Durante el intercambio, Rubio cuestionó directamente la credibilidad de esas informaciones. “¿Dónde obtienes ese sentido?”, respondió, para luego asegurar que cualquier reporte sobre Cuba que no provenga del propio presidente o de él mismo “es un mentiroso”. Además, desacreditó a las supuestas fuentes, afirmando que “no saben lo que está pasando” ni participan en las decisiones reales sobre la política hacia la isla.
El jefe de la diplomacia estadounidense fue contundente al marcar la línea de Washington. Según explicó, no existe posibilidad de una apertura económica sin una transformación del sistema político cubano. “La economía de Cuba no puede cambiar a menos que su sistema de gobierno cambie”, afirmó, descartando así cualquier escenario de reformas económicas aisladas.

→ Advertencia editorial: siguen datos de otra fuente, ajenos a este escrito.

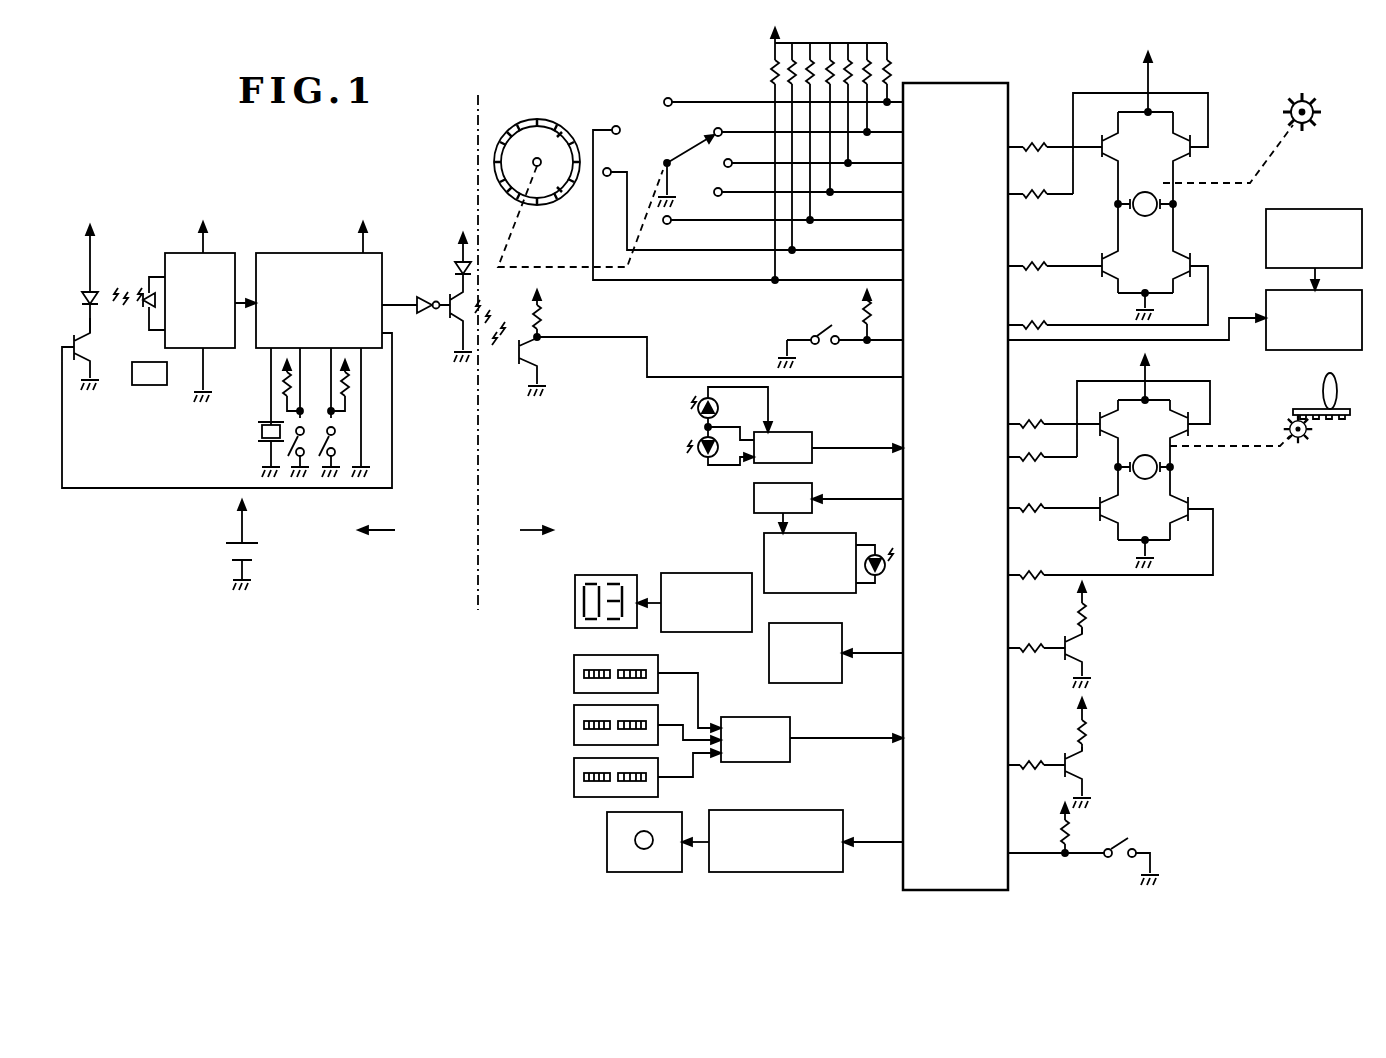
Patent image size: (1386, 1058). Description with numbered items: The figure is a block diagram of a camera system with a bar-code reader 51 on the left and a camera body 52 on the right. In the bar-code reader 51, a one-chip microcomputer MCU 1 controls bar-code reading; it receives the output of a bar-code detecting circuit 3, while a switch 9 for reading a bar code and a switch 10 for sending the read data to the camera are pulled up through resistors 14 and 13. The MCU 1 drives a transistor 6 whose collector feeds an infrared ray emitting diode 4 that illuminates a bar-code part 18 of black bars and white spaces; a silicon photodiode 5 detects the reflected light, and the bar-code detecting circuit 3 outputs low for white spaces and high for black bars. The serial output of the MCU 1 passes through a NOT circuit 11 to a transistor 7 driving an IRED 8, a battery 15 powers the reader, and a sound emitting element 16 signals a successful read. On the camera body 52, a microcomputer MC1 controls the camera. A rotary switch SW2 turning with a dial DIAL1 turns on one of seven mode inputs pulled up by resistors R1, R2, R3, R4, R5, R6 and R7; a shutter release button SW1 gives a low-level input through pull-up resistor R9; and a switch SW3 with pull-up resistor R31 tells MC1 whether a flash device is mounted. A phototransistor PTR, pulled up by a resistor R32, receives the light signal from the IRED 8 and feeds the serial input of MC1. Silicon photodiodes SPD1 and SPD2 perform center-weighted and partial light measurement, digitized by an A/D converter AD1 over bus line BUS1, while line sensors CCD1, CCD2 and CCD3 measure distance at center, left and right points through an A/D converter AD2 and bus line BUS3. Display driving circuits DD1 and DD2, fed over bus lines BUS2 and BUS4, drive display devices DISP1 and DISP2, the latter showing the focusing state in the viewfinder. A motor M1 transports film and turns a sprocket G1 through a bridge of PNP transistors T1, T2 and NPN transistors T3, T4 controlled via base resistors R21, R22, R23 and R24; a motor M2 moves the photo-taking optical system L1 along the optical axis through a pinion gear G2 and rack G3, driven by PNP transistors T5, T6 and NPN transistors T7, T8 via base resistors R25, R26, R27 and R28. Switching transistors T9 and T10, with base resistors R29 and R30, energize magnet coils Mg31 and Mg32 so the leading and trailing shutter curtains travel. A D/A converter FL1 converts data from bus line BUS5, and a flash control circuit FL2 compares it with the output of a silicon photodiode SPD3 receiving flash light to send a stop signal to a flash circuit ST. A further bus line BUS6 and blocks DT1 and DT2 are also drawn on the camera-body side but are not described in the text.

The one-chip microcomputer (MCU) 1 is at (276, 253).
The bar-code detecting circuit 3 is at (174, 253).
The infrared ray emitting diode (IRED) 4 is at (81, 286).
The silicon photodiode (SPD) 5 is at (131, 288).
The transistor 6 is at (92, 360).
The transistor 7 is at (452, 328).
The infrared ray emitting diode (IRED) 8 is at (457, 262).
The switch 9 is at (308, 434).
The switch 10 is at (342, 440).
The NOT circuit 11 is at (422, 290).
The resistor 13 is at (352, 394).
The resistor 14 is at (278, 394).
The power source battery 15 is at (230, 558).
The sound emitting element 16 is at (257, 436).
The bar-code part 18 is at (150, 385).
The bar-code reader 51 is at (392, 540).
The camera body 52 is at (536, 540).
The dial DIAL1 is at (535, 120).
The shutter release button SW1 is at (812, 330).
The rotary switch SW2 is at (645, 136).
The switch SW3 is at (1130, 842).
The pull-up resistor R1 is at (893, 70).
The pull-up resistor R2 is at (884, 44).
The pull-up resistor R3 is at (860, 44).
The pull-up resistor R4 is at (838, 44).
The pull-up resistor R5 is at (814, 44).
The pull-up resistor R6 is at (793, 44).
The pull-up resistor R7 is at (768, 72).
The pull-up resistor R9 is at (858, 304).
The base resistor R21 is at (1036, 144).
The base resistor R22 is at (1036, 190).
The base resistor R23 is at (1036, 262).
The base resistor R24 is at (1036, 322).
The base resistor R25 is at (1036, 421).
The base resistor R26 is at (1036, 460).
The base resistor R27 is at (1036, 511).
The base resistor R28 is at (1036, 580).
The base resistor R29 is at (1036, 653).
The base resistor R30 is at (1036, 756).
The pull-up resistor R31 is at (1058, 830).
The resistor R32 is at (545, 318).
The phototransistor PTR is at (696, 359).
The microcomputer MC1 is at (991, 82).
The PNP transistor T1 is at (1102, 134).
The PNP transistor T2 is at (1178, 146).
The NPN transistor T3 is at (1102, 252).
The NPN transistor T4 is at (1187, 252).
The PNP transistor T5 is at (1108, 420).
The PNP transistor T6 is at (1174, 421).
The NPN transistor T7 is at (1108, 528).
The NPN transistor T8 is at (1178, 528).
The NPN switching transistor T9 is at (1082, 650).
The NPN switching transistor T10 is at (1082, 770).
The motor M1 is at (1145, 216).
The motor M2 is at (1145, 479).
The sprocket G1 is at (1312, 92).
The pinion gear G2 is at (1298, 442).
The rack G3 is at (1336, 420).
The photo-taking optical system L1 is at (1318, 390).
The imprinting circuit DT1 is at (1264, 343).
The detection circuit DT2 is at (1341, 208).
The bus line BUS1 is at (862, 444).
The bus line BUS2 is at (872, 605).
The bus line BUS3 is at (870, 735).
The bus line BUS4 is at (875, 840).
The bus line BUS5 is at (864, 497).
The bus BUS6 is at (1072, 343).
The silicon photodiode SPD1 is at (692, 460).
The silicon photodiode SPD2 is at (692, 404).
The silicon photodiode SPD3 is at (882, 544).
The A/D converter AD1 is at (798, 430).
The A/D converter AD2 is at (742, 716).
The D/A converter FL1 is at (752, 505).
The flash control circuit FL2 is at (762, 543).
The flash circuit ST is at (769, 652).
The display driving circuit DD1 is at (672, 570).
The display driving circuit DD2 is at (742, 808).
The display device DISP1 is at (570, 609).
The display device DISP2 is at (607, 859).
The line sensor CCD1 is at (571, 674).
The line sensor CCD2 is at (571, 726).
The line sensor CCD3 is at (571, 778).
The magnet coil Mg31 is at (1090, 605).
The magnet coil Mg32 is at (1090, 722).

Rubio también puso en duda la viabilidad de inversiones internacionales bajo el modelo actual, señalando que ningún actor estaría dispuesto a comprometer grandes capitales en un país comunista dirigido, en sus palabras, por una dirigencia incompetente. En ese contexto, insistió en que el cambio económico y el político “van de la mano” y son inseparables.
El secretario de Estado hizo referencia además al éxito de los cubanos fuera de la isla como evidencia del fracaso interno. A su juicio, el hecho de que prosperen en otros países, pero no en su propio territorio, refleja las limitaciones estructurales del sistema vigente.
Finalmente, reiteró que el único camino hacia un futuro diferente para Cuba pasa por una transformación integral. “Tienes que cambiar a la gente en el poder, tienes que cambiar el sistema que gobierna el país”, afirmó, subrayando que esa ha sido una posición sostenida durante años por Estados Unidos.
Las declaraciones de Rubio refuerzan una postura clara dentro de la actual administración: cualquier avance económico en Cuba estaría condicionado a cambios políticos, descartando así la posibilidad de acuerdos limitados al ámbito económico sin reformas estructurales.